First things first: a hearty congratulations to the winners of the 22nd Annual International Blues Challenge, which took place over the weekend in and around Beale Street. South Florida bluesman Joey Gilmore, along with his band, won first place in the band contest Saturday night. Earlier in the day, Memphis-connected singer Eden Brent, representing the Mississippi Delta Blues Society of Indianola, Mississippi, won in the solo/duo category. The Albert King Award for “most promising” guitar player went to Zack Weisinger of the third-place band Jill West & Blues Attack. San Diego’s Aunt Kizzy’z Boyz took home second prize in the band contest. The prize for best self-produced CD went to Back in Bluesville by New Jersey’s Roxy Perry.
Unfortunately, this year marked the second straight year I missed the IBC finals. Last year, paternity leave and family obligations provided the excuse. This year, a sudden sickness waylaid me, and I spent the night in bed instead. Even culled down to the finals, the IBC showcases a lot of pedestrian bands (an earlier finals inspired a taxonomy of contemporary blues bands: Blues Brothers, Kid Jonny Wayne Vaughan, Blues Hammer, Available For Your Next Corporate Function, etc.), and the wait from the final band’s set to the announcement of the winner feels endless. But all that aside, I regret missing it, because I sincerely believe that the International Blues Challenge is one of the city’s very best music events.
This year, the Memphis-based Blues Foundation drew more than 130 acts from 33 states and seven foreign countries to Beale Street, each act sponsored by a blues society affiliated with the foundation and many of the acts bolstered by the support of society members also making the trip. Those numbers swelled even more by the scores of journalists, record-label representatives, publicists, and established blues musicians in town for the weekend. Is there any better use of Beale Street as a showcase for the city?
Though I missed the finals, I didn’t miss the weekend entirely. Friday night, I judged a semi-finals round at B.B. King’s on Beale. As a generalist amid a sea of blues specialists, judging these contests always makes me a little uncomfortable. But in each of the two previous years I’ve served as a semi-finals judge, the band I’ve awarded the highest marks has gone on to win the whole contest. I could tell Friday night that my little streak would end this year. For starters, there were no clearly outstanding bands on the bill. But I also detected that I wasn’t seeing things the same way as my fellow judges, one a West Coast blues journalist, the other a Midwestern label owner.

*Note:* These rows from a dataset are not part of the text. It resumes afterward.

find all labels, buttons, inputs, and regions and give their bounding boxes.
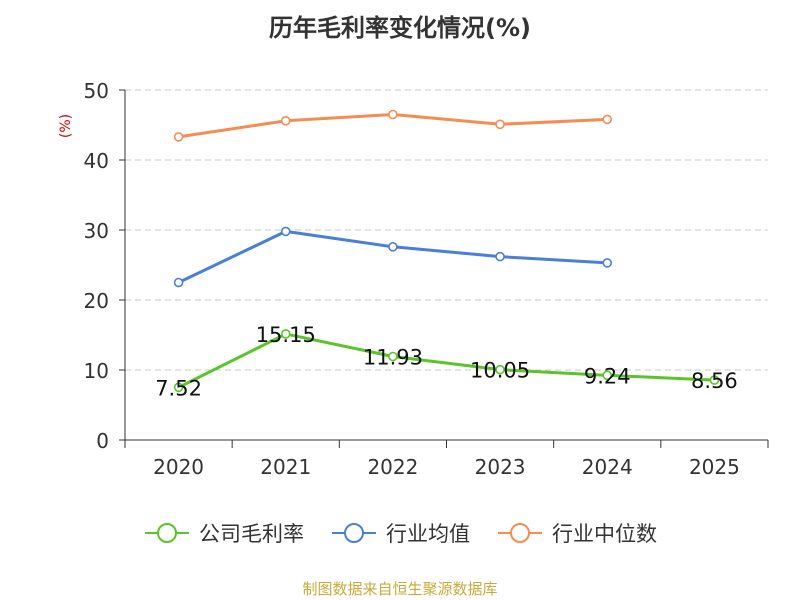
legend-swatch-marker	[157, 523, 177, 543]
data-label: 7.52	[155, 376, 202, 400]
x-tick-label: 2023	[475, 455, 526, 479]
legend-swatch-icon	[332, 523, 376, 543]
data-point	[173, 277, 184, 288]
data-label: 11.93	[363, 345, 423, 369]
series	[173, 109, 720, 393]
legend-item[interactable]: 公司毛利率	[143, 518, 304, 548]
data-label: 15.15	[256, 323, 316, 347]
y-tick-label: 30	[84, 219, 109, 243]
legend-item[interactable]: 行业均值	[330, 518, 470, 548]
data-point	[709, 375, 720, 385]
data-point	[495, 364, 505, 375]
x-tick-label: 2020	[153, 455, 204, 479]
gridlines	[125, 89, 768, 371]
y-tick-label: 40	[84, 149, 109, 173]
data-point	[495, 251, 505, 262]
legend-label: 行业中位数	[552, 522, 657, 546]
legend: 公司毛利率 行业均值 行业中位数	[0, 518, 800, 548]
y-axis-label: (%)	[58, 114, 74, 138]
data-point	[602, 370, 613, 381]
data-point	[280, 329, 291, 339]
data-point	[388, 351, 398, 362]
legend-swatch-marker	[344, 523, 364, 543]
series-line	[177, 332, 715, 389]
data-label: 9.24	[584, 364, 631, 388]
data-point	[280, 116, 291, 126]
legend-swatch-icon	[498, 523, 542, 543]
axes: 0 10 20 30 40 50 2020 2021 2022 2023 2024 2025	[84, 79, 769, 479]
legend-swatch-marker	[510, 523, 530, 543]
y-tick-label: 20	[84, 289, 109, 313]
x-tick-label: 2025	[689, 455, 740, 479]
data-point	[173, 132, 184, 142]
data-point	[388, 109, 398, 120]
chart-title: 历年毛利率变化情况(%)	[269, 14, 531, 42]
data-labels: 7.52 15.15 11.93 10.05 9.24 8.56	[155, 323, 738, 400]
data-point	[388, 242, 398, 252]
data-point	[602, 114, 613, 125]
legend-label: 公司毛利率	[199, 522, 304, 546]
x-tick-label: 2024	[582, 455, 633, 479]
y-tick-label: 0	[96, 429, 109, 453]
data-point	[280, 226, 291, 237]
data-label: 8.56	[691, 369, 738, 393]
series-line	[177, 229, 608, 284]
data-point	[602, 258, 613, 268]
legend-label: 行业均值	[386, 522, 470, 546]
data-point	[495, 119, 505, 130]
x-tick-label: 2021	[260, 455, 311, 479]
data-label: 10.05	[470, 359, 530, 383]
legend-swatch-icon	[145, 523, 189, 543]
source-note: 制图数据来自恒生聚源数据库	[302, 580, 498, 598]
x-tick-label: 2022	[367, 455, 418, 479]
data-point	[173, 382, 184, 393]
legend-item[interactable]: 行业中位数	[496, 518, 657, 548]
y-tick-label: 50	[84, 79, 109, 103]
y-tick-label: 10	[84, 359, 109, 383]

Both were nice, smart guys who knew and cared more about contemporary blues than I do. But as blues specialists, they clearly were looking and listening differently from me. They were investigating the details, plumbing the minor variations that genre specialists tend to fixate on. “He peaked too early on that first solo,” the label owner remarked to me during one set. I didn’t notice. I was just looking to see if there was any there there. And I saw it — no, felt it — once on Friday night. The band was Ron Teamer & Smokin’ Gun, from Kansas City.
For his second song, Teamer pulled up a chair and sat down, strings of beads falling from the end of a V-shaped guitar made functional for how easily it lodged onto Teamer’s knee. A slight African-American man, he sang as slowly and deliberately as he played, the soulful grain of his voice working against the utter ease of his delivery. It was a simple soul-blues number — at first I mistook it for a cover of Otis Redding’s “I’ve Been Loving You Too Long” — and Teamer’s drummer drove it along with a steady, hypnotic beat that crept up my spine and shamed his flashier counterparts from other bands.
I felt his beat, felt Teamer’s song, felt something for the first and only time all night. My West Coast journalist companion went to find out if Teamer had any physical ailments that would require him to sit. My Midwest label-owner colleague allowed that “he sings with great feeling” but concluded — fairly — “there isn’t much of a band there.” I looked down at my score sheet and tried to put them in the finals. They didn’t get there and wouldn’t have won if they did. But for that one song out of the 40 or so I heard that night, the blues was most definitely alive.